- The Washington Times - Thursday, April 17, 2003

Every neighborhood should have a Mancini's Cafe, a refreshingly unpretentious but very good Italian-with-a-twist restaurant in Alexandria's Del Ray area.
This may not be the type of place you take a visiting executive because this restaurant is about food and not frills. It's the perfect place, however, for a laid-back dinner for two in love or maybe a dozen of your best friends and dearest family members.
Owner-chef Barbara Mancini has been in business for seven years and makes everything in-house, from bread to exquisite pastries. Yes, a word of caution: The desserts are to die for, so make room for at least one, or maybe two, of these divine sweets.
The menu is made up of traditional Italian dishes such as chicken a la Marsala and not-so-Italian choices such as grilled fresh salmon. What all dishes have in common is that they're on the light side and prepared and presented competently.
Three of our entrees came with asparagus because that was the "vegetable of the day" one evening.
But first things first: There are eight appetizers in addition to four salads. As with the entrees, most of the appetizers are Italian with a few exceptions.
The tomato-and-mozzarella salad comes with four generous slices of very good mozzarella cheese and tasty tomatoes. Pesto is drizzled on top as a dressing, a tasteful touch. Other Italian staples on the antipasto menu include bruschetta and Tuscan white beans and shrimp salad.
The spinach-artichoke dip is pleasantly light on the cheese and cream cheese, while its namesake ingredients are fresh and plentiful. It is served with pita triangles and bagel chips and is a good dish for sharing.
Entrees are served with a choice of french fries (again very family-friendly and low on the frill factor); garlic mashed potatoes, which are light and flavorful; or rice. Also included is one vegetable of the day or a side dish of linguini marinara, which, unfortunately, was only average.
The veal Marsala, however, was several notches above ordinary. The veal medallions were very tender, and the mushroom sauce was flavorful but not too rich. The shrimp scampi also was great, very fresh and light with its white wine, lemon, garlic and herb sauce coating perfectly sauteed shrimp.
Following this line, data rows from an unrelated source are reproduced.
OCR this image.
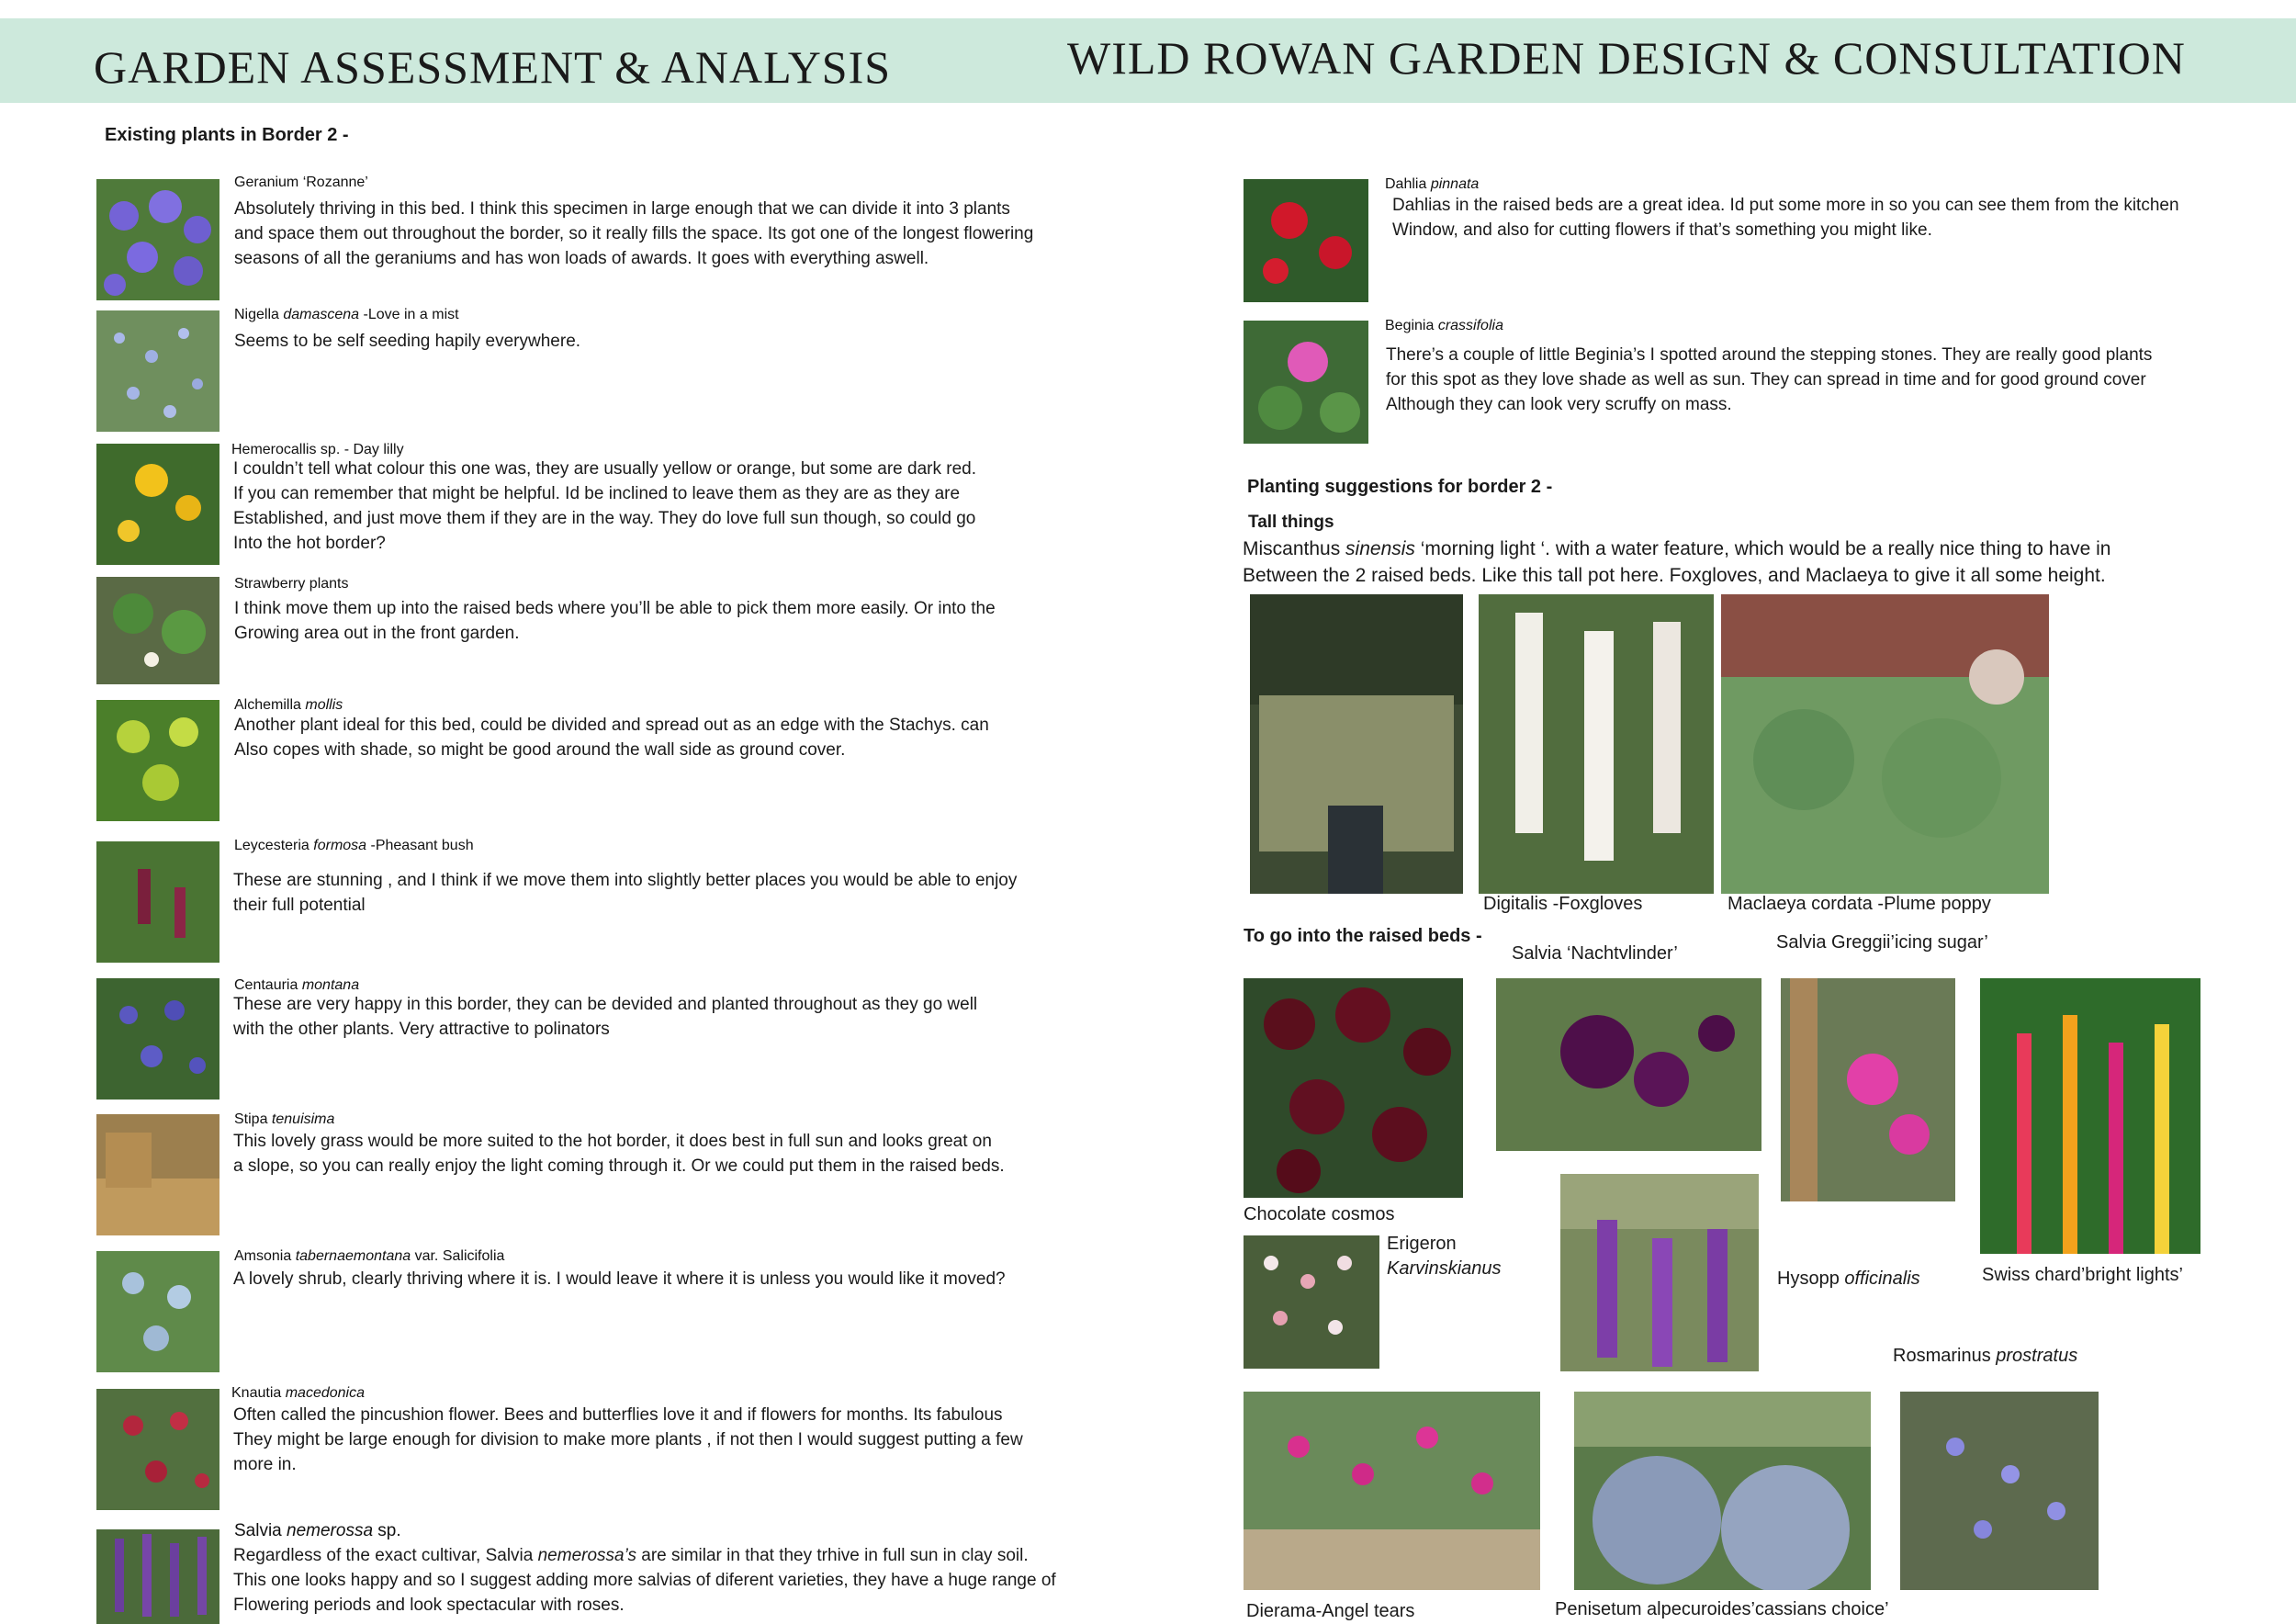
GARDEN ASSESSMENT & ANALYSIS	WILD ROWAN GARDEN DESIGN & CONSULTATION
Existing plants in Border 2 -
Geranium ‘Rozanne’
Absolutely thriving in this bed. I think this specimen in large enough that we can divide it into 3 plants
and space them out throughout the border, so it really fills the space. Its got one of the longest flowering
seasons of all the geraniums and has won loads of awards. It goes with everything aswell.
Nigella damascena -Love in a mist
Seems to be self seeding hapily everywhere.
Hemerocallis sp. - Day lilly
I couldn’t tell what colour this one was, they are usually yellow or orange, but some are dark red.
If you can remember that might be helpful. Id be inclined to leave them as they are as they are
Established, and just move them if they are in the way. They do love full sun though, so could go
Into the hot border?
Strawberry plants
I think move them up into the raised beds where you’ll be able to pick them more easily. Or into the
Growing area out in the front garden.
Alchemilla mollis
Another plant ideal for this bed, could be divided and spread out as an edge with the Stachys. can
Also copes with shade, so might be good around the wall side as ground cover.
Leycesteria formosa -Pheasant bush
These are stunning , and I think if we move them into slightly better places you would be able to enjoy
their full potential
Centauria montana
These are very happy in this border, they can be devided and planted throughout as they go well
with the other plants. Very attractive to polinators
Stipa tenuisima
This lovely grass would be more suited to the hot border, it does best in full sun and looks great on
a slope, so you can really enjoy the light coming through it. Or we could put them in the raised beds.
Amsonia tabernaemontana var. Salicifolia
A lovely shrub, clearly thriving where it is. I would leave it where it is unless you would like it moved?
Knautia macedonica
Often called the pincushion flower. Bees and butterflies love it and if flowers for months. Its fabulous
They might be large enough for division to make more plants , if not then I would suggest putting a few
more in.
Salvia nemerossa sp.
Regardless of the exact cultivar, Salvia nemerossa’s are similar in that they trhive in full sun in clay soil.
This one looks happy and so I suggest adding more salvias of diferent varieties, they have a huge range of
Flowering periods and look spectacular with roses.
Dahlia pinnata
Dahlias in the raised beds are a great idea. Id put some more in so you can see them from the kitchen
Window, and also for cutting flowers if that’s something you might like.
Beginia crassifolia
There’s a couple of little Beginia’s I spotted around the stepping stones. They are really good plants
for this spot as they love shade as well as sun. They can spread in time and for good ground cover
Although they can look very scruffy on mass.
Planting suggestions for border 2 -
Tall things
Miscanthus sinensis ‘morning light ‘. with a water feature, which would be a really nice thing to have in
Between the 2 raised beds. Like this tall pot here. Foxgloves, and Maclaeya to give it all some height.
Digitalis -Foxgloves	Maclaeya cordata -Plume poppy
To go into the raised beds -
Salvia ‘Nachtvlinder’
Salvia Greggii’icing sugar’
Chocolate cosmos
Erigeron
Karvinskianus	Hysopp officinalis	Swiss chard’bright lights’
Rosmarinus prostratus
Dierama-Angel tears	Penisetum alpecuroides’cassians choice’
The lasagna (on a Thursday, macaroni night) was delicious but not extraordinary. It was served with a fresh mesclun salad and tasty, baked-in-house garlic bread.
The grilled fresh salmon, an example of the not-necessarily-Italian dishes on the menu, was a tad overdone but still very good and served with a tasty lemon-butter sauce. The menu also lists eight pastas and sandwiches, which are especially popular at lunch.
All meals are served on robust earthenware plates painted with colorful flowers. Again, there is nothing show-offish about this place. These are the kind of plates you might find in the Italian countryside.
The interior also is simple, but cozy, with benches and chairs around a dozen solid-wood tables, most with a good view of the extraordinary pastry case.
One wall has a sunflower mural, and one of the shop windows is full of fluffy Easter bunnies. Yes, this is feminine Italian. Not only are the dishes lighter than usual, but otherwise almost mandatory Italian-American decorating schemes, such as photos of Frank Sinatra and Joe DiMaggio or Chianti bottles on the table, are nowhere to be seen.
The wine selection is as straightforward and as fairly priced as the rest of the menu, with individual glasses of wine starting at $4.50.
While the appetizers and entrees were fine, nothing deserves praise more than Mancini's fantastic pastries. Displayed in a case, the pastries at least 50 homemade treats greet customers at the entrance.
The blueberry tart with lemon curd filling keeps a perfect balance between sweet and tart; the chocolate-covered macaroon is simple but scrumptious; and the world-class raspberry marquis is unbelievable. How could anyone worry about calories when confronted with such pastries?
Mancini's is friendly to the palate, eye and pocketbook, with a splash of very good service. Italians' love of food has created some of the best cuisine in the world, and Mancini's continues this tradition in a straightforward way that may leave little room for innovation but offers lots in the way of solid taste sensation.
It's a little place, but worthy of visits from the entire Washington area.